O arsenal à disposição
- Pílula Combinada – o método combina dois hormônios (estrogênio e progesterona). De ingestão oral diária, existem vários tipos diferentes em quantidade de comprimidos, dosagens e tipos de hormônios.
- Pílula só de Progesterona - comprimido diário apenas com progesterona, que deve ser tomado sempre no mesmo horário. Com esse tipo de pílula, não há intervalo entre as cartelas. Podem ser de média dose (pílula contendo desogestrel) ou de baixa dose (minipílula).
- Anel Contraceptivo - o anel, transparente e flexível, deve ser inserido na vagina pela própria mulher. Age liberando hormônios (estrogênio e progesterona) continuamente. Tem duração de três semanas com uma semana de intervalo.
- Implante Subcutâneo - bastonete de quatro centímetros de comprimento com apenas etonogestrel (um tipo de progestagênio) em sua composição, que é liberado gradualmente, impedindo a ovulação. Deve ser inserido pelo médico abaixo da pele do braço, com anestesia local.
- Adesivo Transdérmico - colocado sobre a pele das costas, do braço ou das nádegas a cada sete dias, durante três semanas consecutivas, com uma de intervalo. Age liberando hormônios (estrogênio e progesterona) continuamente.

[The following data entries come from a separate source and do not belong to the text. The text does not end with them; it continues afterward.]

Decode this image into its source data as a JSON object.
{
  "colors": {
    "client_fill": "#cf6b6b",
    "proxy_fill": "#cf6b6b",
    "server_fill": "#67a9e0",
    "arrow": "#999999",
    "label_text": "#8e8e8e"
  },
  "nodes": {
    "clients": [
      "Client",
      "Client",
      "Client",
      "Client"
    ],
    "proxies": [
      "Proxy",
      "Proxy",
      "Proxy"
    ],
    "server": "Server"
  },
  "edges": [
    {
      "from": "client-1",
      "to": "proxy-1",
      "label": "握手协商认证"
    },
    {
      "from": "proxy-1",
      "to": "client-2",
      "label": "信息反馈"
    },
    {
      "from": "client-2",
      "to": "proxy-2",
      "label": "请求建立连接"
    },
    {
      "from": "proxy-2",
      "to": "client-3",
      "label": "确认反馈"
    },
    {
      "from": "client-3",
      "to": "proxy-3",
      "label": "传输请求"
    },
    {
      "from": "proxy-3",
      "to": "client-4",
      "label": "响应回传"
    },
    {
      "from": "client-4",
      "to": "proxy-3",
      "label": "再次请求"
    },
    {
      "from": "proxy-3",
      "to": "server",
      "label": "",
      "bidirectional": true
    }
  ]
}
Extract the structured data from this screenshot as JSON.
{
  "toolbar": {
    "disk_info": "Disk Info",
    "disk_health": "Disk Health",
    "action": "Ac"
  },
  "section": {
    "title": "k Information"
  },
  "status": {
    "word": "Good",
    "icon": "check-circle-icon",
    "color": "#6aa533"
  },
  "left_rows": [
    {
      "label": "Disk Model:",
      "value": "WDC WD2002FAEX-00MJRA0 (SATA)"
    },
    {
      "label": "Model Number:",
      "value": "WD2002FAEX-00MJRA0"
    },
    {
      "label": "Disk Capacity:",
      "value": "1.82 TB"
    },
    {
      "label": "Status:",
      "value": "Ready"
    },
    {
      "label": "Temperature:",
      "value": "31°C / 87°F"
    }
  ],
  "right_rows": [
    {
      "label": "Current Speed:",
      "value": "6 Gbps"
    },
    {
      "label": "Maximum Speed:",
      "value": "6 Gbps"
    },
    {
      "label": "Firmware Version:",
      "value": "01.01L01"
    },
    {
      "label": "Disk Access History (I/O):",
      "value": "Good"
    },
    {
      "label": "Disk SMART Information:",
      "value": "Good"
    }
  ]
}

- DIU e SIU – dispositivo com ou sem hormônio, introduzido no útero pelo ginecologista. DIU dura até 10 anos (dependendo do modelo) e o SIU, 5 anos.
- Injetável - libera estrogênio e progesterona (mensal) ou só progesterona (trimestral) gradualmente, impedindo a ovulação. É aplicado no músculo (normalmente nádegas ou braço).
Fonte: MSD
Contracepção desde o começo
- 400 a.C. - A fertilidade era controlada na Grécia antiga com técnicas curiosas, como besuntar a vagina com óleo para que o sêmen escorregasse.
- Século 2 - Soranus, um grego que vivia em Roma, recomendava o uso de substâncias inusitadas, como o extrato de romã, para controlar a fertilidade.
- Século 16 - O uso de bexiga animal parece ter sido om precursor da camisinha feminina.
1844 - A invenção da borracha vulcanizada por Charles Goodyear permite a produção em massa de camisinhas. Hoje, a maior parte delas é feita de látex.
1870 - O diafragma surgiu de aro endurecido, desenvolvido pelo ginecologista holandês W. Mesinga.
1960 - Lançamento do primeiro contraceptivo oral, com 10 mg da progesterona noretinodrel e com 150 ug do estrogênio mestranol.
1962 - Lançamento do primeiro DIU comercialmente usado.
1970 - Entrada no mercado de contraceptivos orais combinados com o estrogênio etinilestradiol, componente da maioria das pílulas atuais.
1980 - Comercialização de contraceptivos com doses menores de etinilestradiol, para redução dos eventos adversos. Atualmente, os contraceptivos orais podem conter 30 mg, 20 mg ou 15 mg de etinilestradiol.
1985 - Lançamento de pílula oral com progesterona de terceira geração.
1995 - Entrada no mercado dos contraceptivos injetáveis.
2000 - Lançamento do SIU, dispositivo intrauterino com hormônio.
2001 - Entrada no mercado do primeiro contraceptivo oral com progesterona isolado.
2001 - Lançamento do implante subcutâneo, com hormônio sintético similar à progesterona.
2003 - Criação do anel contraceptivo.
2003 - Lançamento do adesivo transdérmico.
2011 - Chegada ao mercado da pílula oral quadrifásica com valerato de estradiol.
2014 - Lançamento da pílula oral monofásica com hormônios similares aos produzidos pela mulher.